Marijuana contains more than 120 compounds, which have different properties.
However, popularity of using Marijuana for medical purposes, brings the potential risks of cannabis negative health outcomes, particularly affecting the brain. One study, for instance, found that potent cannabis can cause damage to the brain's white matter, which is important in communication between brain cells.
Researchers are concerned about a potential link between cannabis use and instances of psychosis, a condition which causes a person to become unable to distinguish between real and imaginary events.
In a new study, investigators from King's College London (UK), in collaboration with colleagues from other institutions, have been looking to confirm the presence of this link. The researchers have also sought to understand which cannabis users are most likely to experience an episode of psychosis. They find a strong association between drug potency and frequency of use and the risk of psychosis.
Although marijuana may have some benefits, its use could cause health issues for older people with cardiovascular disease, as well.
Some people use the drug recreationally, while some use it to relieve chronic pain and the impact of some mental health issues.
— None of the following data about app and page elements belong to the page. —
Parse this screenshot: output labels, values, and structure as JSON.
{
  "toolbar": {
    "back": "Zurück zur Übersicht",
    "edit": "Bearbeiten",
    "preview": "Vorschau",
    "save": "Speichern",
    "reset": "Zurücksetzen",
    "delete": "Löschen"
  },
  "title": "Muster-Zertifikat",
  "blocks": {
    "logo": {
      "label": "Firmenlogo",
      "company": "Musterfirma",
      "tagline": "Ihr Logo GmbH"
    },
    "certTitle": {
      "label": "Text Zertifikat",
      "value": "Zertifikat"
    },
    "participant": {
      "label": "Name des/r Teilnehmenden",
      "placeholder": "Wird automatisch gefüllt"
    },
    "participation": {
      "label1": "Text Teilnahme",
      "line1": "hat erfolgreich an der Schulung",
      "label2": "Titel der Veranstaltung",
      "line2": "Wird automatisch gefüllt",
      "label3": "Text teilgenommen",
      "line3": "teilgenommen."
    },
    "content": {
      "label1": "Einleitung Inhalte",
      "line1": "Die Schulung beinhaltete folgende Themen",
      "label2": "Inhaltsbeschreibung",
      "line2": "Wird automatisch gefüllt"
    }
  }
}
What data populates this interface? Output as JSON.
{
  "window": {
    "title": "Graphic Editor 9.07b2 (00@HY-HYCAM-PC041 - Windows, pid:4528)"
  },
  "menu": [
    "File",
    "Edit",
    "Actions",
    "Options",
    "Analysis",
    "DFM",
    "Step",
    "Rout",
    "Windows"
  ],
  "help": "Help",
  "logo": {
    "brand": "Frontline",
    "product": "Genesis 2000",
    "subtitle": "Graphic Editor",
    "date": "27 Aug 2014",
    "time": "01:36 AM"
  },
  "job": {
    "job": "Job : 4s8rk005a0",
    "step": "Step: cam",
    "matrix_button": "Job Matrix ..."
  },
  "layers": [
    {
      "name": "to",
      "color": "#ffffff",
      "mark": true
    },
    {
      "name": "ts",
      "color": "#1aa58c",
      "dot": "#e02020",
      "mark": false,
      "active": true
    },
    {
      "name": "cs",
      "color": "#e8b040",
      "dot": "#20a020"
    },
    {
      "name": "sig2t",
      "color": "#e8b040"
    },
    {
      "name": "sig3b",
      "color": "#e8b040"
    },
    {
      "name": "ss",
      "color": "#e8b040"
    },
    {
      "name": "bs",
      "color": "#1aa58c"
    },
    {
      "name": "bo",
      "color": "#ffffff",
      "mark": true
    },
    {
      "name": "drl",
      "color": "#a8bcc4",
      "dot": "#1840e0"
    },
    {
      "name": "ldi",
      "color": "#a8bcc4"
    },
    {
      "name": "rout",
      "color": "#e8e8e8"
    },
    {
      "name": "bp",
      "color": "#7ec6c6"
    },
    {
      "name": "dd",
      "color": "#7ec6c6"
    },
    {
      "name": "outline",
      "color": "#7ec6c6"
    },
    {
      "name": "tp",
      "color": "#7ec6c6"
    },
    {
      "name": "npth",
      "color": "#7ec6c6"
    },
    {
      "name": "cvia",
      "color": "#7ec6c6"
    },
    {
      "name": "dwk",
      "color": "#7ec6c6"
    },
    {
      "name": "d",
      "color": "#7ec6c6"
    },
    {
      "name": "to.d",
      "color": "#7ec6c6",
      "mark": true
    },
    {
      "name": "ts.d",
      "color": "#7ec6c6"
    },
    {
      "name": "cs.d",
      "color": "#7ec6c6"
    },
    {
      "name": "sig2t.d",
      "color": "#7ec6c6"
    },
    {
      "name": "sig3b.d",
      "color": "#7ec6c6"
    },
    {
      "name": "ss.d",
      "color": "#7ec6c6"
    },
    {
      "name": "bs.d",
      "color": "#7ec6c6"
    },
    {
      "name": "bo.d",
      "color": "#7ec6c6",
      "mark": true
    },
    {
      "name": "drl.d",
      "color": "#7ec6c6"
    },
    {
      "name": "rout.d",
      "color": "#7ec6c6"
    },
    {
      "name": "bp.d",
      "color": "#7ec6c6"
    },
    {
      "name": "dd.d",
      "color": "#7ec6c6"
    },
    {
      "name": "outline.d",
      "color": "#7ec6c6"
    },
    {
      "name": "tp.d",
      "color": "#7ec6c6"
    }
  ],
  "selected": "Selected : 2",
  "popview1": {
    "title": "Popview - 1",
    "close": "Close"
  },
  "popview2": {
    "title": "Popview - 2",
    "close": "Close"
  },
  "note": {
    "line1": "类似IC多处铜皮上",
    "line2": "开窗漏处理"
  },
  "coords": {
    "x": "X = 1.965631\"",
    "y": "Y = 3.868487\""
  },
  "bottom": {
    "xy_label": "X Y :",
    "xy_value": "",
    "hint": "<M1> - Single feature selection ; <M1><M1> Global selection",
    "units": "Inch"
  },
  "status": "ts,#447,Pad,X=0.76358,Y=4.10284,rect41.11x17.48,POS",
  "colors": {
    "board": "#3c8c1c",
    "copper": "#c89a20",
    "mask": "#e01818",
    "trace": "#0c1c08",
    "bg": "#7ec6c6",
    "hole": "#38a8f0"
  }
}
However, experts state that there needs to be more research into the effects of marijuana in older people.
A new study finds, people who use marijuana may be three times more likely to die from high blood pressure than non-users of the drug.
The researchers indicate that marijuana use is a greater risk factor for poor cardiovascular health than cigarette smoking. Also, researchers assessed marijuana use might influence the risk of death from hypertension, heart disease, and cerebrovascular disease.
Research on cannabis is really just now ramping up because of legalization and work going forward will play an important role in investigating both the short-term benefits and potential long-term consequences of chronic cannabis use.